Friday, July 20, 2012

SSPX head says members must preserve their identity, tradition

The head of the traditionalist Society of St. Pius X said he would inform the Vatican soon on the society's official position on Vatican efforts to bring the group back into full communion with the church.

The response will insist that the society must preserve its identity, which is "the only efficacious means to help the church restore Christendom," said Bishop Bernard Fellay, superior general of the society.

His remarks were contained in an interview published July 16 on the group's website, www.dici.org, after members of the society held their general chapter meeting to discuss Vatican efforts to bring them back into full communion.

The bishop said the chapter meeting gave him an opportunity to explain fully his discussions with the Vatican and correspondence relating to a "doctrinal preamble," which the Vatican has asked the society to sign. The document, which has not been made public, outlined what the Vatican said were "doctrinal principles and criteria for the interpretation of Catholic doctrine necessary to guarantee fidelity" to the formal teaching of the church.

Bishop Fellay said the chapter discussions cleared up doubts and misunderstandings among the society's members, leading to "peace and unity of hearts."

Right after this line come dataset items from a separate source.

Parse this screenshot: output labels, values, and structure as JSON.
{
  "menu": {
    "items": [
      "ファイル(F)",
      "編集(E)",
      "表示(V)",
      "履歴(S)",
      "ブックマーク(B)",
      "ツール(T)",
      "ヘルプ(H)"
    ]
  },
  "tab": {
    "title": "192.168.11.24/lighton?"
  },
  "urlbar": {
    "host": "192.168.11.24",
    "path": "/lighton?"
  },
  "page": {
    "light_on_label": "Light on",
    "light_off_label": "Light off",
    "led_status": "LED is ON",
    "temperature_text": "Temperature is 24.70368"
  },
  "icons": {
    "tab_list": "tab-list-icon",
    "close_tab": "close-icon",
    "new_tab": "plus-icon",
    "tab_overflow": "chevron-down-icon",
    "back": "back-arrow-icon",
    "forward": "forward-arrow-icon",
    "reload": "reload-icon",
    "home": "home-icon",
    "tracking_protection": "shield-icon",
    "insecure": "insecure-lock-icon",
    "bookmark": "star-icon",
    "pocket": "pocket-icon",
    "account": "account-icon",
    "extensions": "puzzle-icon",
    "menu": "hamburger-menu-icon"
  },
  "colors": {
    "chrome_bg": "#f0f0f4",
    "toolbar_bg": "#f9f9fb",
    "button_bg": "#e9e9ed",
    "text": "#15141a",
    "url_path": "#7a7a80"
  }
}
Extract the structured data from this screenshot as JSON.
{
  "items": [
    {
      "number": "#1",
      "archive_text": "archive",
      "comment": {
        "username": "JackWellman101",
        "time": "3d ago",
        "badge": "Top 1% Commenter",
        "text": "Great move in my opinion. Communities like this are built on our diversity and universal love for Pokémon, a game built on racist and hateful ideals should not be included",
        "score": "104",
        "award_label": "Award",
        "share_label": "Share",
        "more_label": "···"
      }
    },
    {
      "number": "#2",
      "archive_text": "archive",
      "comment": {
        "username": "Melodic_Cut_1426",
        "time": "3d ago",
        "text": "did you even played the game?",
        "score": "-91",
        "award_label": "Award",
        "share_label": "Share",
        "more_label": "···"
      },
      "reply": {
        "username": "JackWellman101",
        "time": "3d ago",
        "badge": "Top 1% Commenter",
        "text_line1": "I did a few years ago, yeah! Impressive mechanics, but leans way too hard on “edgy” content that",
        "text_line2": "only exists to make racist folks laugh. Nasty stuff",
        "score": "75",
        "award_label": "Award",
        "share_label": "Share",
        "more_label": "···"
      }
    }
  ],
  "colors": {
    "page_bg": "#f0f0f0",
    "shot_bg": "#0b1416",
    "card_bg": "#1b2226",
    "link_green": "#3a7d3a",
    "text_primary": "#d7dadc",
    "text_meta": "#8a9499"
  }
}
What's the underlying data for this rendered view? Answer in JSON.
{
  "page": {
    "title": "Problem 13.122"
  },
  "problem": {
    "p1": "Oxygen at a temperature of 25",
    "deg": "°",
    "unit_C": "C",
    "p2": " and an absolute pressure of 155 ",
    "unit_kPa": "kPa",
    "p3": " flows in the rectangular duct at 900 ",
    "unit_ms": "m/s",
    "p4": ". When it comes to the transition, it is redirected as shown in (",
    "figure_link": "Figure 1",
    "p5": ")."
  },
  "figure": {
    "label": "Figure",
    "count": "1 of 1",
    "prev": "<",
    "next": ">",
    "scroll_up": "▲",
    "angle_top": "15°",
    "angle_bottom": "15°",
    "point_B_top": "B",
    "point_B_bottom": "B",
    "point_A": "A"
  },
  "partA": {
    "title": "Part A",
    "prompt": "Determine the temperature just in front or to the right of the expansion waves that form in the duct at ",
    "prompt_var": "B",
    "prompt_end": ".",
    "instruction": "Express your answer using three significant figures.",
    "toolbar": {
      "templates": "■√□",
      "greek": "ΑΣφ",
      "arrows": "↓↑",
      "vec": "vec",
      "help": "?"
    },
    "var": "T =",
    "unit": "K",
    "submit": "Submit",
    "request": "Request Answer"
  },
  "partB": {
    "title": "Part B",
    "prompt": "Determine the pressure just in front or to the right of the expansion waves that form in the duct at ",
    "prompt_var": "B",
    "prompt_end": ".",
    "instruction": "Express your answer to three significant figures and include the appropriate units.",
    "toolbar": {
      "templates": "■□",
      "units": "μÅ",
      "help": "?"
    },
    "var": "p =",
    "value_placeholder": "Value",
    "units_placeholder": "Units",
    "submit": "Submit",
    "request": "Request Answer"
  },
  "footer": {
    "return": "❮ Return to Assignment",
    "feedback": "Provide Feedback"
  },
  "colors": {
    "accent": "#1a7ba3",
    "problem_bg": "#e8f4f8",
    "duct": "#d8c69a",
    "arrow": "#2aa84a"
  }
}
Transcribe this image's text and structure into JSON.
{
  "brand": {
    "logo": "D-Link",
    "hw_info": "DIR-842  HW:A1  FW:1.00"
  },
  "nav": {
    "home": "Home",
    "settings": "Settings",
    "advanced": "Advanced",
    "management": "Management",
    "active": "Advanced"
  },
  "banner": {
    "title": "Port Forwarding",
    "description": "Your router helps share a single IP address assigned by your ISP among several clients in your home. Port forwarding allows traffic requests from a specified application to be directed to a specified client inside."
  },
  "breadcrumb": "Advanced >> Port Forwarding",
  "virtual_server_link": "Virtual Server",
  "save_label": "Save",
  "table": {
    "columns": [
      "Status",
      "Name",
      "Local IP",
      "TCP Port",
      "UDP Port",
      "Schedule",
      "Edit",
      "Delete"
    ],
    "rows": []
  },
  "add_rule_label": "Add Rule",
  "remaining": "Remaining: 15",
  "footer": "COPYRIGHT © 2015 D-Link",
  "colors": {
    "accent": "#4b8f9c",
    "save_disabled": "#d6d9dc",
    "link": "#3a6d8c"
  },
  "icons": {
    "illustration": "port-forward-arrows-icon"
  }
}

The members agreed that they must continue their mission to preserve what they see as Catholic tradition, he said.

"We cannot keep silent when facing the rampant loss of faith, the staggering fall of the number of vocations, and the decrease of religious practice. We cannot refrain from speaking when confronted with the 'silent apostasy' and its causes," he said.

In the interview, the bishop also was asked about Pope Benedict XVI's appointment July 2 of Archbishop Gerhard Muller of Regensburg, Germany, as the new prefect of the Congregation for the Doctrine of the Faith. The congregation has been overseeing the Vatican's doctrinal discussions with the Society of St. Pius X.

Bishop Fellay said it was "no secret" that Archbishop Muller "does not like us."

While Pope Benedict reached out to society members to begin a dialogue in 2009, Bishop Fellay said Archbishop Muller "refused to cooperate and treated us like we were lepers. He is the one who stated that our seminary should be closed and that our students should go to the seminaries of their dioceses of origin, adding bluntly that 'the four bishops of the SSPX should resign.'"

However, Bishop Fellay said, "for us what is more important and more alarming is his leading role at the head of the congregation for the faith," which has the mission of uprooting "doctrinal errors and heresy."

But, he said, some of Archbishop Muller's statements on the real presence of Christ in the Eucharist, on Mary's virginity and on the need for membership in the Catholic Church for salvation "are questionable, to say the least."

Bishop Fellay said society members do not want to break with the church, but they feel an obligation to protect tradition.

"It is not us who will break with Rome, the eternal Rome, mistress of wisdom and truth. Nevertheless, it would be unrealistic to deny that there is a modernist and liberal influence in the church since the Second Vatican Council and its subsequent reforms. In a word, we maintain faith in the primacy of the Roman pontiff and in the church founded upon Peter, but we refuse all which contributes to the 'self-demolition of the church,'" he said.